Columbus, Georgia Naval Iron Works Cutlass
Item #: OS-7011





The Confederate Naval cutlass shown here was made at the Columbus, Georgia Naval Iron Works. Usually when these are encountered, they have an iron S shaped crossguard, but some few of the earlier examples have the more desirable brass S guard like the one shown here. The wasp-wasted blade is alike on both the brass and iron mounted models. The blade is smooth, even though it looks pitted in the images. That is merely built-up patina. The wooden grip is secured by having the blade’s tang peened over a large cent, this too is typical. I suppose they figured it would cost more than a cent to make the washer so they used what they had. The iron S guard and the grip are as tight as the day it was made.
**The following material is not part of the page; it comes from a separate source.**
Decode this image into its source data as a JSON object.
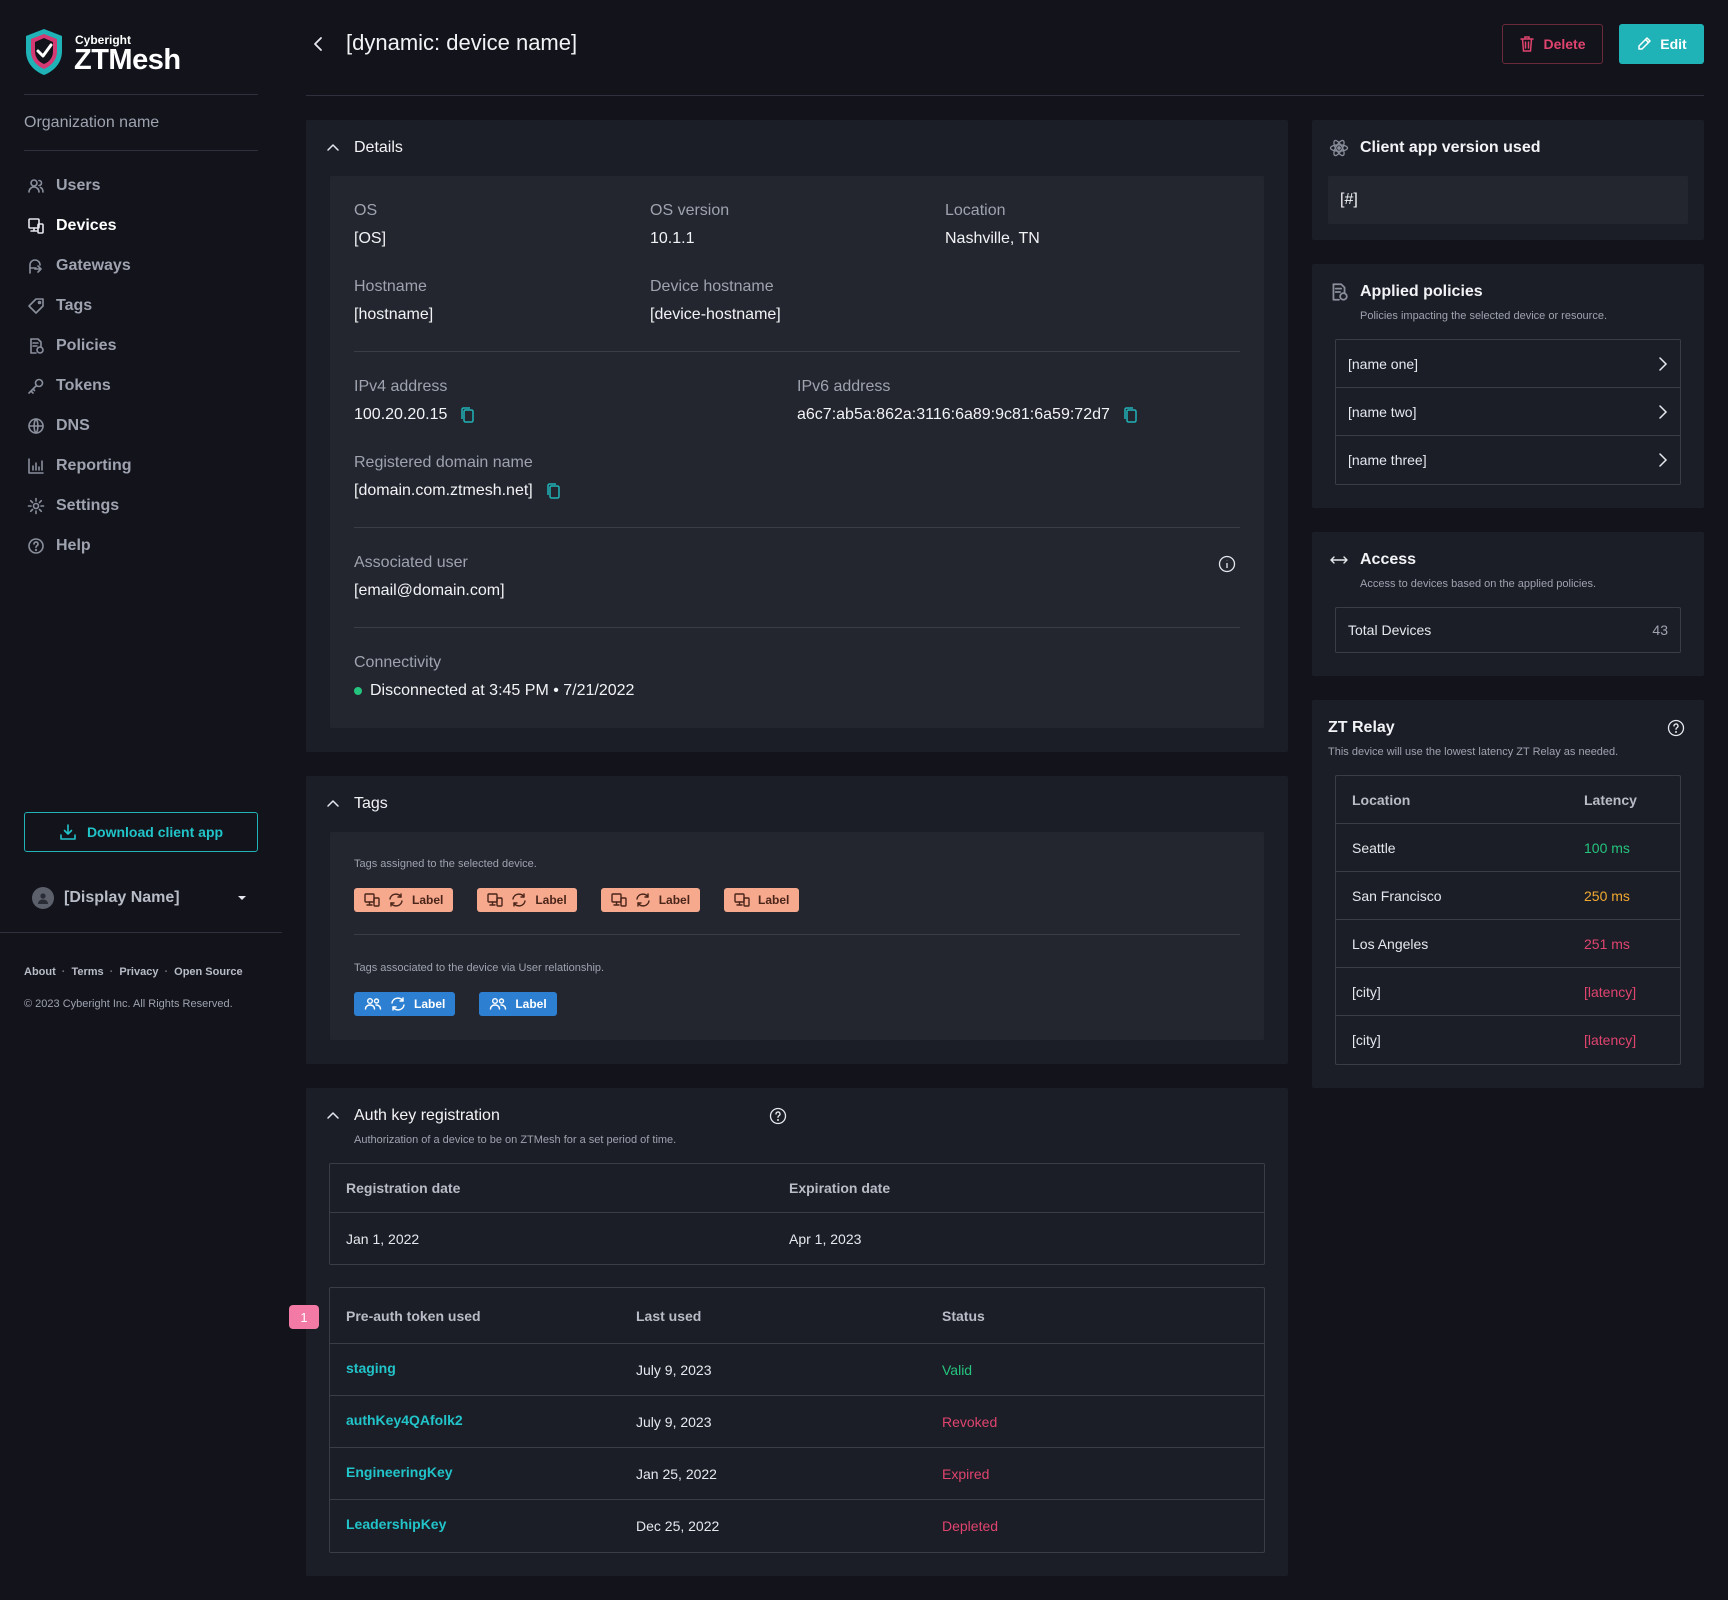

These swords were originally intended to be used by Naval boarding parties. The idea being that when two ships engaged in close quarters combat, the attacking party would leap from their own ship onto the enemy ship. The cutlass would then be used in hand to hand combat, but more importantly they could hack through the enemy ships rigging, thereby disabling the ship.

By the time of the War Between the States, rifled cannons made boarding parties obsolete just as the rifled musket had made smoothbore musket tactics obsolete. Though obsolete, cutlasses were standard equipment on Confederate ships.